- Government needs foreign exchange to plug current-account gap
- Lira, bonds already hurt by rising geopolitical risk this year
Russia’s effective ban on tourist travel to Turkey in retaliation for the downing of one of its jets by Turkish F-16s this week will reverberate far beyond a Kremlin-themed hotel on the Antalya coast. These four charts show the threat to Turkey’s economy.
Turkey is the most popular foreign destination for Russians, with 3.3 million making the trip in the first nine months of this year. They make up more than 10 percent of the tourists in Turkey, the second-highest number after Germany.
Selling tours to Turkey would be a “blatant violation” of Russian laws, according to the Federal Tourism Agency, and while there are no plans to evacuate as many as 11,000 Russian tourists already in the country, about 6,000 who’ve booked tours for coming weeks will need to change their plans.
Tourism accounted for $21 billion of income for Turkey in the nine months to September, and plays a key role in keeping the sizable gap in the current-account under control. Prior to this week, the deficit-to-GDP ratio was expected to fall to 5 percent this year from 5.8 percent in 2014 and 8 percent a year earlier, according to forecasts compiled by Bloomberg.
The deficit is important because Turkey’s economy is vulnerable to shifts in investor sentiment toward emerging markets as the U.S. Federal Reserve prepares to increase the cost of lending, according to Ipek Ozkardeskaya, an analyst at London Capital Group. In order to narrow it, Turkey introduced restrictions on consumer credit two years ago to cool domestic demand, and subsequently saw the economy slow, too.
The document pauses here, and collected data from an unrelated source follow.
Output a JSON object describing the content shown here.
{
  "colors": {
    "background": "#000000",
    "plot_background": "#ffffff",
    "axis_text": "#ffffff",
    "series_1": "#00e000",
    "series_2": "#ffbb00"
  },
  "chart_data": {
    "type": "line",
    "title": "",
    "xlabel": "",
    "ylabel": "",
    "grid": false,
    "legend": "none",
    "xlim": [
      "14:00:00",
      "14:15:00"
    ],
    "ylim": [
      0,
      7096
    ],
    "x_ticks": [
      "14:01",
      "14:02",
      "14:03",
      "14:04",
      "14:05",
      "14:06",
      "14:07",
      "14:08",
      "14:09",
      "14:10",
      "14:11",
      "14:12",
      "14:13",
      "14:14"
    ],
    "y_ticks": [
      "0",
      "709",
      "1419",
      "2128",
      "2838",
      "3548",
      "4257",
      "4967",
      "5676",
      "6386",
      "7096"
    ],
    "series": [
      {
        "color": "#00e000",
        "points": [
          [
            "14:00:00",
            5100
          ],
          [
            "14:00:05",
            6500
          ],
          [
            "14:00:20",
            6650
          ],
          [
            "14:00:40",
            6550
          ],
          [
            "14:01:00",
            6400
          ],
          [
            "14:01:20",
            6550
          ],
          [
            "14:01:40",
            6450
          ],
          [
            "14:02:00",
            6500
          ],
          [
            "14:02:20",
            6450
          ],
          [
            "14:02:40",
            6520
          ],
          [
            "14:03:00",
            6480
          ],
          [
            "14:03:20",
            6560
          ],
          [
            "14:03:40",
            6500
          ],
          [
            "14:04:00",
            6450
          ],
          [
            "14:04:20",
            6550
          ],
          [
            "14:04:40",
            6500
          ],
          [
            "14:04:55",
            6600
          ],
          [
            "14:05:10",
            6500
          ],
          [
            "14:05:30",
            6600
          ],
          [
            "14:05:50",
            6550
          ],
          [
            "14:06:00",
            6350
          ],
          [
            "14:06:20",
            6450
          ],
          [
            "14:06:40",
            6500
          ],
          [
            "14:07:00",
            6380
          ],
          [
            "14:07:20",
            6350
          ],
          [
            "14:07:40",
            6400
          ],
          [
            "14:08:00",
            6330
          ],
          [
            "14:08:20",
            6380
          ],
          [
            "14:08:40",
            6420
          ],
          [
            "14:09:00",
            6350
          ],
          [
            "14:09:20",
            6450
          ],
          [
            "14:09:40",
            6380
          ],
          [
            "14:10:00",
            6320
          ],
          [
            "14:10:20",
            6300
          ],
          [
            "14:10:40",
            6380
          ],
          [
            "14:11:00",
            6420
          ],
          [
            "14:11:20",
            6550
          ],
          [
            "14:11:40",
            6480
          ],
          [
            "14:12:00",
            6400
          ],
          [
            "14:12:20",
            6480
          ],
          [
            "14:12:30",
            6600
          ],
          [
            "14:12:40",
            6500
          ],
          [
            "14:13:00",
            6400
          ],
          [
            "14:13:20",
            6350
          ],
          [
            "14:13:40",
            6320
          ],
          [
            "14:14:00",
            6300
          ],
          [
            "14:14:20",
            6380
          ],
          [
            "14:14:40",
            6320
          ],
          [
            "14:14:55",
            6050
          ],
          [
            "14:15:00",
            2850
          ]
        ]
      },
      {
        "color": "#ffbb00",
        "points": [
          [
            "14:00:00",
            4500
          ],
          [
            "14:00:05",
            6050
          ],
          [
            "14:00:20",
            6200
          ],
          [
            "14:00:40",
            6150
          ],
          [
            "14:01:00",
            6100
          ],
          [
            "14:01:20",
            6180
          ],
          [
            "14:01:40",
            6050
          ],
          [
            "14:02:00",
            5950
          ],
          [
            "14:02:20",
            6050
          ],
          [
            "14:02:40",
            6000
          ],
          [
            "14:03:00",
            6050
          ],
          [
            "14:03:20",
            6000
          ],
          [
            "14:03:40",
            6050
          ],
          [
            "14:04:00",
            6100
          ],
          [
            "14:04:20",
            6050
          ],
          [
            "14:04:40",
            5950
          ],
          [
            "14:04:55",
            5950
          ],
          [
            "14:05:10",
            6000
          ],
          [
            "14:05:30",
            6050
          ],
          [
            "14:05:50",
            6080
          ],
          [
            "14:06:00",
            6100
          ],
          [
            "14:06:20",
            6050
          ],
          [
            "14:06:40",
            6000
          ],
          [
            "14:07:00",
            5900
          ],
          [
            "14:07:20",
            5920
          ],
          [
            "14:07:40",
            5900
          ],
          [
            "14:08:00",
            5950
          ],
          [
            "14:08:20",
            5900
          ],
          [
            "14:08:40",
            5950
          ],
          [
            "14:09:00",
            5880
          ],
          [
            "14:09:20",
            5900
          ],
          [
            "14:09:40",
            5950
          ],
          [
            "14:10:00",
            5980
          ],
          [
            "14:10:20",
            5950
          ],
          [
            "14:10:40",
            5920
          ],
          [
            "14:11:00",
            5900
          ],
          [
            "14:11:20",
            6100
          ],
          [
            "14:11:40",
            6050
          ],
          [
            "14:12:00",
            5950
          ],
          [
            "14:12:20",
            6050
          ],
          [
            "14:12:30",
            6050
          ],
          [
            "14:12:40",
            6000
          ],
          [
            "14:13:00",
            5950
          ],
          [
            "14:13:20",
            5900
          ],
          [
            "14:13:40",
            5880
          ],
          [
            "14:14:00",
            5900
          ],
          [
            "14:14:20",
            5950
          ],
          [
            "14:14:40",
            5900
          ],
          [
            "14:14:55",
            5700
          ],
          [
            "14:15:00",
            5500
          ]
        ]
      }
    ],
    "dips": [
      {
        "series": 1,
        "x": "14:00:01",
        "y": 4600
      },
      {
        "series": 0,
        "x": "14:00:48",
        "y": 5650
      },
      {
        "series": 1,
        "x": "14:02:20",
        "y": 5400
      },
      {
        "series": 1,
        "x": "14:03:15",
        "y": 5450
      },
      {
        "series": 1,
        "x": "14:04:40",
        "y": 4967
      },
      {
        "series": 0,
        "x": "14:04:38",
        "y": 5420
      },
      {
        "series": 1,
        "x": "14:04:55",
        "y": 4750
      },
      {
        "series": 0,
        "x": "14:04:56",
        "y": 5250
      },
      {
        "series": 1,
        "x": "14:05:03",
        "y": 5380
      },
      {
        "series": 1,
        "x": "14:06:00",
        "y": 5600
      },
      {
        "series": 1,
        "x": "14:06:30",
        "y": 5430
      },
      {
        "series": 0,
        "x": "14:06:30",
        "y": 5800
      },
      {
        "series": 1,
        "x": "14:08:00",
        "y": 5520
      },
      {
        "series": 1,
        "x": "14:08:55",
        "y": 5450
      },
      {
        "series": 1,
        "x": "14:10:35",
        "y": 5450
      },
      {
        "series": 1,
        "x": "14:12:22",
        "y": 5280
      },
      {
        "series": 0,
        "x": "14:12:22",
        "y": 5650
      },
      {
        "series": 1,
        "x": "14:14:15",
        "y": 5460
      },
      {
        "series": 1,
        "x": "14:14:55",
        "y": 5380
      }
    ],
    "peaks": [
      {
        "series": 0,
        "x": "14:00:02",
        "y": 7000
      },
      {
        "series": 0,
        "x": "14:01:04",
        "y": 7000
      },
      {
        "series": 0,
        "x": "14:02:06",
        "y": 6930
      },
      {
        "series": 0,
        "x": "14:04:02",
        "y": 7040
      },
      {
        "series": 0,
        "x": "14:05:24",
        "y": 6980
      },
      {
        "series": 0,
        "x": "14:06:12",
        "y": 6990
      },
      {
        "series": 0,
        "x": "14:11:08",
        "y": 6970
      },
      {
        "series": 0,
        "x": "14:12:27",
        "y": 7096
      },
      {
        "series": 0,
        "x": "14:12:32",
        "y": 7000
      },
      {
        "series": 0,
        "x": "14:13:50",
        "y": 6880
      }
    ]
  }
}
“Turkey’s tourism industry has already been shaken by growing geopolitical tensions,” Ozkardeskaya said by e-mail. “Cancellations from Russians can reverse the recent improvement in the current-account gap.”
The impact goes beyond the official tourism numbers. The amount of Turkey’s foreign-exchange revenue associated with Russian tourists and the unregistered trade they facilitate is higher than $6 billion per year, or just over 0.8 percent of the nation’s gross domestic product.
Add to that Turkish exports through official channels and Russia-related income rises to 1.4 percent of GDP, Erkin Isik, a strategist at Turk Ekonomi Bankasi AS in Istanbul, said by e-mail on Thursday.
Turkish assets were already slumping amid the conflict in neighboring Syria and the collapse of a three-year long truce with the Kurdish militant group PKK. The lira is the third-worst performing emerging-market currency this year after the real and the Colombian peso while two-year notes are the second-worst.
The yield on Turkey’s two-year government notes has risen 19 basis points to 10.53 percent since the Russian jet was downed.
“This will further push up bond yields, especially in the event that the Fed also raises rates,” said Ozkardeskaya at London Capital Group. “If the recent narrowing of the current-account shortfall is reversed, there will be growing pressure on the lira.”